Biblioteca Nacional do Chile
Em Santiago, o fato de ser brasileiro me granjeava certas vantagens. Para os chilenos, de um modo geral, argentinos, uruguaios, mexicanos, etcetera eram espécimes déjà vu da fauna latina, mas brasileiro era avis rara.
O conhecimento sobre o Brasil no mais das vezes não ia muito além da imagem do Rei Pelé.
Soma-se a isso o fato de um respeitado escritor chileno ter postulado ser Brasil o país pelo qual o Chile nutre a maior simpatia e os mais profundos laços de amizade.
Certa vez, andando pelas ruas com Jorge B., travamos contato com um funcionário da Universidad Católica, que ao saber da minha nacionalidade logo nos convidou para a sua casa. Anotamos o endereço e ficamos de ir lá, mas meia hora depois conhecemos um jovem vendedor de livros que pertencia ao Partido Socialista, ele também nos convidou, movido pela curiosidade, e acabamos indo passar uma semana na casa em que ele morava com sua bonita esposa, no bairro Macul. Foram dias lindos com eles, e quando Jano partia para o trabalho, nos deixava perto da Biblioteca Nacional, que passamos a frequentar diariamente.
Na Biblioteca – situada na Alameda, entre a igreja San Francisco e o Cerro Santa Lucia – li relatos de Juan Rulfo, também de Jack London, mas principalmente Mis Universidades e outros escritos de M. Gorki.

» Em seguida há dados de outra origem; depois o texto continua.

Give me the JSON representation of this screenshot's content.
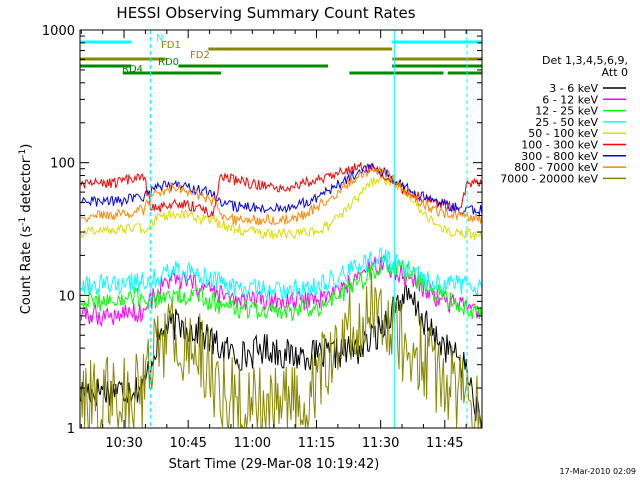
{
  "chart_data": {
    "type": "line",
    "title": "HESSI Observing Summary Count Rates",
    "xlabel": "Start Time (29-Mar-08 10:19:42)",
    "ylabel_main": "Count Rate (s",
    "ylabel_sup1": "-1",
    "ylabel_mid": " detector",
    "ylabel_sup2": "-1",
    "ylabel_end": ")",
    "yscale": "log",
    "ylim": [
      1,
      1000
    ],
    "xlim_minutes": [
      0,
      94
    ],
    "x_ticks": [
      {
        "label": "10:30",
        "minute": 10.3
      },
      {
        "label": "10:45",
        "minute": 25.3
      },
      {
        "label": "11:00",
        "minute": 40.3
      },
      {
        "label": "11:15",
        "minute": 55.3
      },
      {
        "label": "11:30",
        "minute": 70.3
      },
      {
        "label": "11:45",
        "minute": 85.3
      }
    ],
    "y_ticks": [
      {
        "label": "1",
        "value": 1
      },
      {
        "label": "10",
        "value": 10
      },
      {
        "label": "100",
        "value": 100
      },
      {
        "label": "1000",
        "value": 1000
      }
    ],
    "legend_header": [
      "Det 1,3,4,5,6,9,",
      "Att 0"
    ],
    "legend_placement": "right",
    "series": [
      {
        "name": "3 - 6 keV",
        "color": "#000000"
      },
      {
        "name": "6 - 12 keV",
        "color": "#ff00ff"
      },
      {
        "name": "12 - 25 keV",
        "color": "#00ff00"
      },
      {
        "name": "25 - 50 keV",
        "color": "#00ffff"
      },
      {
        "name": "50 - 100 keV",
        "color": "#dddd00"
      },
      {
        "name": "100 - 300 keV",
        "color": "#ff0000"
      },
      {
        "name": "300 - 800 keV",
        "color": "#0000ff"
      },
      {
        "name": "800 - 7000 keV",
        "color": "#ff8800"
      },
      {
        "name": "7000 - 20000 keV",
        "color": "#888800"
      }
    ],
    "series_levels": {
      "3 - 6 keV": [
        1.8,
        2,
        1.8,
        2,
        1.9,
        2,
        1.9,
        2,
        2,
        2,
        3,
        4.5,
        5.5,
        6,
        6,
        5.8,
        5.5,
        5.2,
        4.8,
        4.3,
        4,
        3.8,
        3.6,
        3.5,
        3.6,
        3.8,
        4,
        4,
        3.8,
        3.6,
        3.5,
        3.5,
        3.6,
        3.5,
        3.5,
        3.6,
        3.6,
        3.7,
        3.8,
        3.8,
        4,
        4.5,
        5,
        6,
        7.5,
        9,
        9.5,
        9,
        7.5,
        6,
        5,
        4.5,
        4,
        3.5,
        3.2,
        2.5,
        1.5,
        1
      ],
      "6 - 12 keV": [
        7,
        7,
        7.2,
        7,
        7.1,
        7,
        7.3,
        7.5,
        7.5,
        7.5,
        9,
        11,
        12.5,
        13,
        13,
        12.5,
        12,
        11.5,
        11,
        10.5,
        10,
        9.5,
        9.2,
        9,
        9,
        9,
        9,
        9,
        9,
        9,
        9,
        9,
        9.2,
        9.3,
        9.5,
        10,
        10.5,
        11,
        12,
        13,
        14.5,
        16,
        17,
        17,
        16,
        15,
        14,
        13,
        12,
        11,
        10,
        9.5,
        9,
        8.5,
        8.5,
        7.8,
        7.2,
        7
      ],
      "12 - 25 keV": [
        9,
        9,
        9,
        9,
        9,
        9,
        9,
        9.5,
        9.5,
        9.5,
        9,
        9.5,
        10,
        10,
        10,
        10,
        10,
        9.5,
        9,
        9,
        8.5,
        8.3,
        8,
        8,
        7.8,
        7.6,
        7.5,
        7.5,
        7.5,
        7.5,
        7.5,
        7.8,
        8,
        8,
        8.5,
        9,
        9.5,
        10,
        11,
        12,
        13,
        15,
        16,
        17,
        17,
        16,
        15,
        14,
        13,
        12,
        11,
        10,
        9.5,
        9,
        8.5,
        8,
        7.8,
        7.5
      ],
      "25 - 50 keV": [
        12,
        12,
        12,
        12,
        12,
        12,
        12,
        12.5,
        12.5,
        12.5,
        13,
        14,
        15,
        15.5,
        15.5,
        15,
        14.5,
        14,
        13.5,
        13,
        12.5,
        12,
        11.5,
        11,
        11,
        11,
        11,
        11,
        11,
        11,
        11,
        11,
        11.5,
        12,
        12,
        12.5,
        13,
        14,
        15,
        16,
        17,
        18,
        19,
        19,
        18,
        17,
        16,
        15,
        14,
        13,
        12.5,
        12,
        12,
        12,
        12,
        12,
        12,
        11
      ],
      "50 - 100 keV": [
        30,
        30,
        31,
        31,
        31,
        31,
        31,
        32,
        32,
        32,
        34,
        38,
        40,
        41,
        41,
        40,
        39,
        38,
        37,
        36,
        34,
        33,
        32,
        31,
        30,
        30,
        29,
        29,
        29,
        29,
        29,
        29,
        30,
        30,
        31,
        33,
        36,
        40,
        45,
        52,
        60,
        68,
        73,
        75,
        73,
        68,
        60,
        52,
        45,
        40,
        36,
        33,
        31,
        30,
        30,
        29,
        28,
        28
      ],
      "100 - 300 keV": [
        68,
        68,
        69,
        69,
        70,
        70,
        72,
        74,
        76,
        78,
        45,
        45,
        47,
        49,
        49,
        48,
        47,
        45,
        43,
        42,
        78,
        76,
        74,
        72,
        70,
        68,
        67,
        66,
        66,
        66,
        67,
        68,
        70,
        72,
        75,
        78,
        81,
        85,
        88,
        90,
        92,
        91,
        88,
        82,
        75,
        68,
        62,
        58,
        55,
        53,
        52,
        50,
        48,
        46,
        45,
        72,
        70,
        68
      ],
      "300 - 800 keV": [
        50,
        50,
        51,
        51,
        51,
        51,
        52,
        53,
        54,
        55,
        60,
        65,
        67,
        68,
        67,
        66,
        64,
        62,
        60,
        56,
        50,
        48,
        47,
        46,
        46,
        46,
        46,
        46,
        46,
        46,
        47,
        48,
        50,
        53,
        56,
        60,
        65,
        70,
        76,
        82,
        88,
        91,
        90,
        86,
        80,
        73,
        67,
        62,
        58,
        54,
        52,
        50,
        48,
        46,
        45,
        44,
        44,
        44
      ],
      "800 - 7000 keV": [
        39,
        39,
        40,
        40,
        40,
        40,
        41,
        42,
        43,
        44,
        55,
        60,
        63,
        65,
        64,
        62,
        60,
        57,
        54,
        50,
        40,
        38,
        37,
        37,
        37,
        37,
        37,
        37,
        37,
        37,
        38,
        39,
        41,
        44,
        48,
        52,
        57,
        63,
        70,
        77,
        84,
        88,
        88,
        84,
        77,
        70,
        63,
        57,
        52,
        48,
        45,
        43,
        41,
        40,
        40,
        39,
        38,
        38
      ],
      "7000 - 20000 keV": [
        2,
        1.5,
        2,
        1.4,
        2,
        1.6,
        2,
        1.8,
        2,
        2,
        3.5,
        4,
        4.5,
        5,
        5,
        4.5,
        4,
        3.5,
        3,
        2.5,
        2,
        1.8,
        1.6,
        1.5,
        1.4,
        1.4,
        1.4,
        1.4,
        1.4,
        1.5,
        1.6,
        1.8,
        2,
        2.2,
        2.5,
        3,
        3.5,
        4,
        5,
        6,
        7.5,
        8,
        8,
        7,
        6,
        5,
        4.5,
        4,
        3.5,
        3,
        2.8,
        2.5,
        2.2,
        2,
        1.8,
        1.5,
        1.2,
        1.2
      ]
    },
    "annotations": [
      {
        "label": "N",
        "color": "#00ffff",
        "segments": [
          [
            0,
            12
          ],
          [
            73,
            94
          ]
        ]
      },
      {
        "label": "FD1",
        "color": "#888800",
        "segments": [
          [
            30,
            73
          ]
        ]
      },
      {
        "label": "FD2",
        "color": "#888800",
        "segments": [
          [
            0,
            20
          ],
          [
            73,
            94
          ]
        ]
      },
      {
        "label": "RD0",
        "color": "#008800",
        "segments": [
          [
            0,
            12
          ],
          [
            23,
            58
          ],
          [
            73,
            94
          ]
        ]
      },
      {
        "label": "RD4",
        "color": "#008800",
        "segments": [
          [
            10,
            33
          ],
          [
            63,
            85
          ],
          [
            86,
            94
          ]
        ]
      }
    ],
    "attenuator_lines_minutes": [
      {
        "minute": 0,
        "style": "solid"
      },
      {
        "minute": 16.5,
        "style": "dashed"
      },
      {
        "minute": 73.5,
        "style": "solid"
      },
      {
        "minute": 90.5,
        "style": "dashed"
      }
    ],
    "footer_date": "17-Mar-2010 02:09"
  }
}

Jorge pelo seu lado, se concentrou na história do Chile, e trocávamos comentários sobre o que íamos lendo. Ele era alguns anos mais moço, e me impressionava pela agilidade mental, superior à minha nos domínios da literatura.
No interior da Biblioteca havia uma área circular vazia, que servia de passagem entre salas de leitura e possuía uma acústica muito especial. Era um espaço cilíndrico, com uma base de perímetro reduzido, mas abria para o alto atravessando todos os andares do velho edifício, e culminando numa cúpula abobadada transparente. Ali eu sentava no chão e tocava melodias lentas, e a forte ressonância multiplicava os sons das cordas, as notas mais agudas subiam e ricocheteavam na cúpula, para o deleite dos meus ouvidos. Era como uma mini-meditação, nos servia de prelúdio para as leituras.
Os antepassados de Jorge B. eram de uma família que tinha vindo para a Argentina no final do século XIX, oriundos de uma zona de língua alemã na região do rio Volga, na Rússia. Na Biblioteca ele me contou um caso curioso da história do Chile, que tinha acabado de ler.
Se trata de um companheiro alemão do conquistador Pedro de Valdívia, que castelhanizou seu nome (o sobrenome original era parecido com o do Jorge), se radicou no Chile, casou com uma princesa inca e deixou grande descendência, sendo uma bisneta dele muito famosa.
(Eu já tinha ouvido algo a respeito em Viña del Mar, onde me contaram que o nome da cidade se originou de um primeiro vinhedo, ali plantado por um alemão do exército de Pedro de Valdívia.)
O militar alemão se chamava Blum ou Blumenthal e, traduzido, passou a se chamar Flores. Teve uma filha com a princesa inca Elvira de Talagante, que se chamou Águeda Flores, em 1541.
Águeda herdou todas as numerosas propriedades do seu pai, se tornou uma latifundiária riquíssima, casou com Pedro Lisperg ( também um militar alemão) e tiveram numerosa prole. Além disso, Águeda, que viveu 91 anos, era versada na feitiçaria, e transmitiu seus conhecimentos à sua neta Catalina. E Catalina é a figura central dessa novela.
As numerosas lendas chilenas em torno de La Quintrala dizem respeito a essa mulher branca, alta, de cabelos vermelhos e olhos de um verde intenso, em cujas veias corria sangue inca, alemão e espanhol.
(Quintral é uma planta parasita de flores compridas e vermelhas, que os indígenas sempre usaram como planta medicinal.)
Na tradição popular La Quintrala foi uma mulher alta e belíssima, mas de natureza demoníaca e cruel e de vida dissoluta, que açoitava seus escravos e apunhalava seus amantes. Foi acusada de vários assassinatos, mas com sua riqueza sempre pôde evitar a prisão.